Admittedly, the big blow is a very small step. Nearly needless to say, that LSE students have not managed to be completely unaffected by the university’s policy. Just recently in the name of Freedom of Speech a motion was rejected at the said UGM, which proposed not to sell The Sun and FHM at Students’ Union’s Shops anymore. Whether the voters have left aside that it is quite plausible not to make money out of selling papers which do not comply with the policy of the seller, namely the Students’ Union, will unfortunately remain a mystery. That Freedom of Speech has nothing to do with the decision of a group to abide by its own rules is an insight, which was not given to the respective students, let alone the people from the Athletics’ Union. We haven’t waited for the 21st century to come to see that page three of The Sun is upheld as evidence of the accomplishments of Western societies – if there is something alike.
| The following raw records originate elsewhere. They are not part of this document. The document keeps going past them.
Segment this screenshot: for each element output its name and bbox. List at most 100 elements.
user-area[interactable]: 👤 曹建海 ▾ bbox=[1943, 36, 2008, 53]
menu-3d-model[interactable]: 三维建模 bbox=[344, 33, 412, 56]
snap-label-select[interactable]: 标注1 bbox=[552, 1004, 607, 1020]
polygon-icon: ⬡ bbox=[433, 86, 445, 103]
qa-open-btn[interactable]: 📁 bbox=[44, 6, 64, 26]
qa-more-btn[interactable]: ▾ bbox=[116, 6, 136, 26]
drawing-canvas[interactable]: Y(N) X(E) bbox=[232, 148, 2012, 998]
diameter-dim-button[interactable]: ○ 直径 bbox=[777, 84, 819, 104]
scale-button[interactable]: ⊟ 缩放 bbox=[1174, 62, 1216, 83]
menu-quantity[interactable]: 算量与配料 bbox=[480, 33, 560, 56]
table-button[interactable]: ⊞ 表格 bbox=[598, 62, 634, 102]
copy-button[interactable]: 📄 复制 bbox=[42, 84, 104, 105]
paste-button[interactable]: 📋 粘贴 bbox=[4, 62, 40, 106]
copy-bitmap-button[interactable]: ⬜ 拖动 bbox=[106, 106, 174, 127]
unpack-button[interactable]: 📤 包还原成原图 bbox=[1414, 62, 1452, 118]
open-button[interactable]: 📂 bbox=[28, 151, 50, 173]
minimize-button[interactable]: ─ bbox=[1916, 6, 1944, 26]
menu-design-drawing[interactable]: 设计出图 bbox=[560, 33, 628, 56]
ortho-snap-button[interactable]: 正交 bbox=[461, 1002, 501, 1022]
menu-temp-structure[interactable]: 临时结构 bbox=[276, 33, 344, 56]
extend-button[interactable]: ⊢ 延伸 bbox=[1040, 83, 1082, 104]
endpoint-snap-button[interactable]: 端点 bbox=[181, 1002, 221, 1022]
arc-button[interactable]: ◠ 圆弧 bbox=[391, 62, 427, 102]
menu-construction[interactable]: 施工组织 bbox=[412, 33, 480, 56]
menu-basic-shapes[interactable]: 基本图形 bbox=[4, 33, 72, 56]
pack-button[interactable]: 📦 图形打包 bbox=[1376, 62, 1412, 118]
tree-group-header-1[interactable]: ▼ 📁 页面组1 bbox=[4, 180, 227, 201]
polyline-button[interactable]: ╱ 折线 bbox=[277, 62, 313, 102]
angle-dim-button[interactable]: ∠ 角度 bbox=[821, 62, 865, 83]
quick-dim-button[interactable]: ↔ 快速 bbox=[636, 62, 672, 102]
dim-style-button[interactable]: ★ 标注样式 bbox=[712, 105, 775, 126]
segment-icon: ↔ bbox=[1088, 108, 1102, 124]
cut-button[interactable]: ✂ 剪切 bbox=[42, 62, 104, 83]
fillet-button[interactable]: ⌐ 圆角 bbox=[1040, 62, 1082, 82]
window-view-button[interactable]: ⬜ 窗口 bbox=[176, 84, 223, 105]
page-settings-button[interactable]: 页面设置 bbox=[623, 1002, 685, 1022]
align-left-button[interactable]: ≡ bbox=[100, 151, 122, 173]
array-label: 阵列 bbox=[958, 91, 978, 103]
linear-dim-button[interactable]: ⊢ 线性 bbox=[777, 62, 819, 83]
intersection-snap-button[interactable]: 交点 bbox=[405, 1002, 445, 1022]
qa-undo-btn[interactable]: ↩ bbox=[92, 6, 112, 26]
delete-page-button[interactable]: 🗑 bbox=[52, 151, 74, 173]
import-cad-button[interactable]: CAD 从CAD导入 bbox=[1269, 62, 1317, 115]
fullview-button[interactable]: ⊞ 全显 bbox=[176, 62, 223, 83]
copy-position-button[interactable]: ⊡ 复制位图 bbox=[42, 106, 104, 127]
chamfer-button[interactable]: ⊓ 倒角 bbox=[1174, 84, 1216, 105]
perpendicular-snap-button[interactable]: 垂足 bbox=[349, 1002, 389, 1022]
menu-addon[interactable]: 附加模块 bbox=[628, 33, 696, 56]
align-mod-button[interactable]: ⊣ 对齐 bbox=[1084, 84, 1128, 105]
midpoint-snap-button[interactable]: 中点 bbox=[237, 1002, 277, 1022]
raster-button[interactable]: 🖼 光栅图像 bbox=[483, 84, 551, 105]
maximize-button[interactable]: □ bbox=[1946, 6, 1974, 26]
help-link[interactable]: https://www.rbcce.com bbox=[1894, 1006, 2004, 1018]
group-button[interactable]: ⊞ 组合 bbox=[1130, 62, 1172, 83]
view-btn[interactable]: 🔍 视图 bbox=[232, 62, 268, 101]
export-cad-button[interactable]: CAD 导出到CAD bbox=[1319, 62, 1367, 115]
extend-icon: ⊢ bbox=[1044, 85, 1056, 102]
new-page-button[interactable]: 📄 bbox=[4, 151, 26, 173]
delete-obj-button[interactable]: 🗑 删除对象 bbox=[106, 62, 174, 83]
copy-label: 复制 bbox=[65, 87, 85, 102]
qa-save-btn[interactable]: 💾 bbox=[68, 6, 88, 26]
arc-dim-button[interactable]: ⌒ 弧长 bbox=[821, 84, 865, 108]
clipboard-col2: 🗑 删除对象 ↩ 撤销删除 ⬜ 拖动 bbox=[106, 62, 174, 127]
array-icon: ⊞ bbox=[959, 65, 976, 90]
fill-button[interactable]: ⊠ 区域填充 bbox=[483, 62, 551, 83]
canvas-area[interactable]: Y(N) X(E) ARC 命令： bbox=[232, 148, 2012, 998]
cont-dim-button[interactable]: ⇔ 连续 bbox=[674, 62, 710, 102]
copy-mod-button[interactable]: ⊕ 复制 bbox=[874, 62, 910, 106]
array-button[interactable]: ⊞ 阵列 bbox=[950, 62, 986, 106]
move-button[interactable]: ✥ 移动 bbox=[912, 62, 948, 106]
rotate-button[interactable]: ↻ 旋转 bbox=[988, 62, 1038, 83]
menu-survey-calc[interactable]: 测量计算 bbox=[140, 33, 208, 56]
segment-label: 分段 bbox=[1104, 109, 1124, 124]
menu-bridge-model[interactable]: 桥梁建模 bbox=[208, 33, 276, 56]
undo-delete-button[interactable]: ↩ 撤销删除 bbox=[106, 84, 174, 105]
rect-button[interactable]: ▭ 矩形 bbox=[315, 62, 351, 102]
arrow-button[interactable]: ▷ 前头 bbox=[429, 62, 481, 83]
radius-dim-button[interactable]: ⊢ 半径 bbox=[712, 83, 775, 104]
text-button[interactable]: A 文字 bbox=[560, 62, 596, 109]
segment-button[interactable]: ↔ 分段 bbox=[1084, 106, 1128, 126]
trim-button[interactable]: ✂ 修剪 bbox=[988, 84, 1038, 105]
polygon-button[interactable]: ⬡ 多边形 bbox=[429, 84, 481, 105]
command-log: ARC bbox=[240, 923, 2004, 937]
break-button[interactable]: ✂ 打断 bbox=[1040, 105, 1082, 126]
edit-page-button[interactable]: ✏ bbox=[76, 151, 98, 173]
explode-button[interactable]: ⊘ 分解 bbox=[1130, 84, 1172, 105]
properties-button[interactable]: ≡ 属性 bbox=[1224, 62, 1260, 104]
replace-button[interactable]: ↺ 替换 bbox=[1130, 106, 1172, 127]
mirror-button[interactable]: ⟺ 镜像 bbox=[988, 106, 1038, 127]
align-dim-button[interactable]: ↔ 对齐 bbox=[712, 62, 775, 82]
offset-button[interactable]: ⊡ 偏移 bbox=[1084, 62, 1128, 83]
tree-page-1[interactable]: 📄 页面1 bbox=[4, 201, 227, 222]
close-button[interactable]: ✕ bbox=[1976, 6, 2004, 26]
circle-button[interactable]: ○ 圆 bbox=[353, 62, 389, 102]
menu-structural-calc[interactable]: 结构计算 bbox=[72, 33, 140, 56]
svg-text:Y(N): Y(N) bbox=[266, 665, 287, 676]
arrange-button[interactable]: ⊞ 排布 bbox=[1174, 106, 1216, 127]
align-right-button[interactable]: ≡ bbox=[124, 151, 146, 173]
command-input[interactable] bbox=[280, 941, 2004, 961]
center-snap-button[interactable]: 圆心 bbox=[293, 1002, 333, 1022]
Enough. The patient reader might think the impetus to write this article is obvious, but she is mistaken. This article is rooted in me stumbling over the Bernard Levin Award, a journalistic prize awarded at LSE . Promoting the concept of Freedom of Speech, it asks the participants to write “an article or column of up to 1000 words which celebrates the benefits to an LSE student of the intellectual, cultural, political, professional, business, media, or entertainment life surrounding the School’s campus in the heart of London.” Now the first answer to this, which popped into my head was: How can they ask you to do that when LSE is avouching for Freedom of Speech without even providing a proper room to discuss it? I mean, you are not even allowed to talk in the Shaw Library! How inconsistent.